Another step toward keeping more community members safe would be to ramp up testing even more. One way to help significantly is to test more people and fill the voluntary testing program. This past October, the University re-opened access to join the program because capacity had not yet been reached but incorporating new signups into the testing program took until early November. And now that those slots are filled, the autumn testing regimen is about to conclude, and the University will not require testing the members of the voluntary testing cohort in the ninth week of the quarter or during the finals period, even if they remain in Chicago. Expanding the capacity of the voluntary testing program and ensuring that every slot is filled would allow the University to better track the spread of the virus and contain “super-spreader” events before more people can get sick.

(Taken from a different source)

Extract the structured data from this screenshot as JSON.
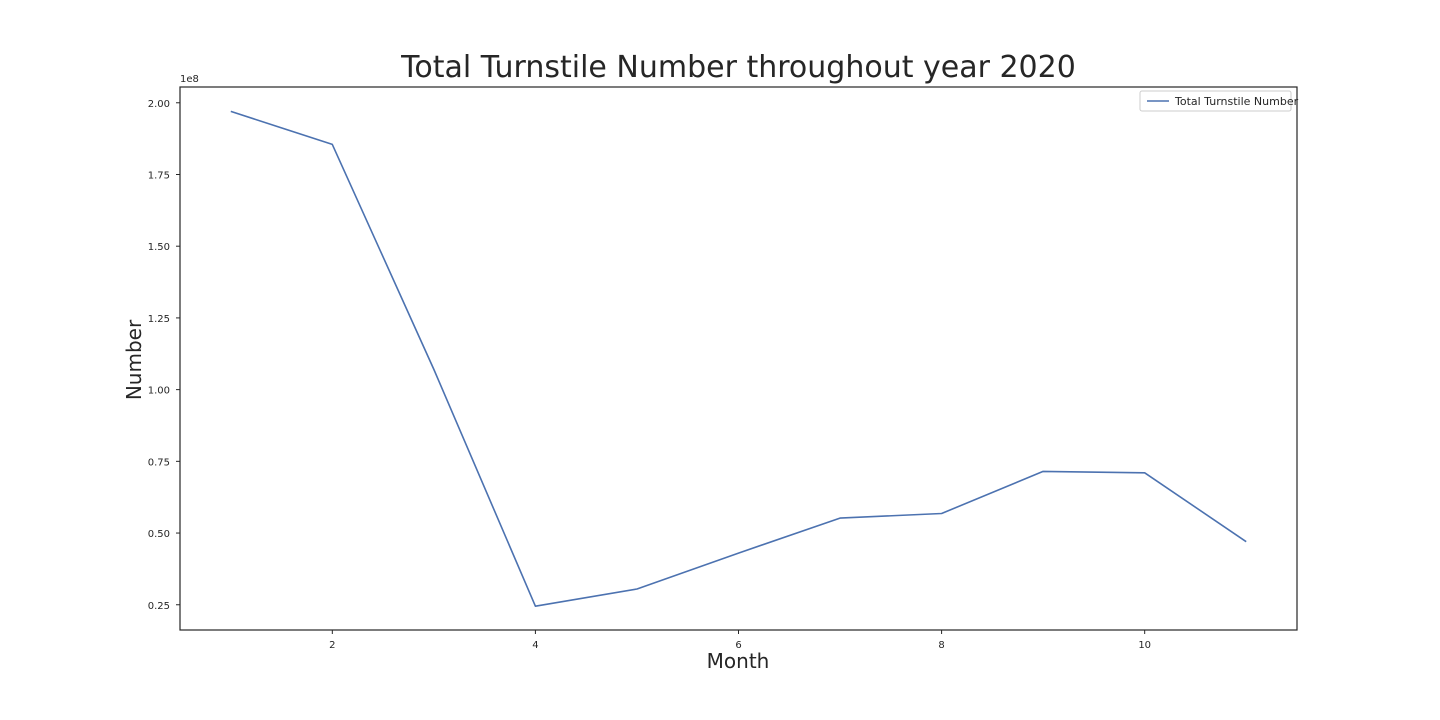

In addition to filling the surveillance testing program to capacity, the University should also offer exit testing for students traveling away from Chicago between now and the beginning of winter quarter. The University is well aware that travel presents increased risks of transmission, as evidenced by the periods of isolation required of students living in housing this quarter and next before they are allowed to participate in activities on campus. Offering exit testing—that is, COVID–19 tests within 72 hours of departure—would give students an extra layer of precaution as they travel away from campus. Of course, a negative COVID test in advance of travel is not a guarantee that individuals will not be exposed to COVID–19 after their test or en route to their destination, but it can help give a basic assurance that the exodus of students from Hyde Park will not end up transmitting the virus to communities around the world. The voluntary exit testing program at Middlebury College, for example, has already found three students with positive COVID diagnoses who are now able to recover before traveling. If the University will not offer exit testing, even on a voluntary basis, this suggests that the administration will take basic safety precautions when there is a liability of transmission on campus, but not do so when there is a risk of students transmitting COVID to their loved ones after having been invited to return to Hyde Park with promise of in-person classes and a semblance of a normal quarter.

On Monday, the University discouraged travel during the holiday season, and on Wednesday the CDC made the same recommendation; but if you must travel, there are a few basic precautions you should take. Before leaving, you should verify that you are not showing COVID–19 symptoms and that you have not been exposed to the virus in the last 14 days. When you travel, you should make sure you have an up-to-date flu shot, wear an appropriate face covering, and wash your hands frequently. When you arrive, be aware of any travel-related quarantine requirements that your destination may have in place. 

All this is to say that it’s on the University and its members to help Chicago flatten its curve. The institution routinely advertises its location as one of its greatest assets and for the individuals who are affiliated with it: this city is home. It’s ultimately up to us to help dictate how seriously we want to take these serious circumstances. The Maroon Editorial Board calls on each and every person reading this editorial to cancel your plans, wear masks (not neck gaiters), keep your testing appointments, and limit your movements. It didn’t have to be this way, but that’s an editorial better suited to eight months ago. For now, we ask that the University step up its information and testing game, and that the members of its community respond accordingly.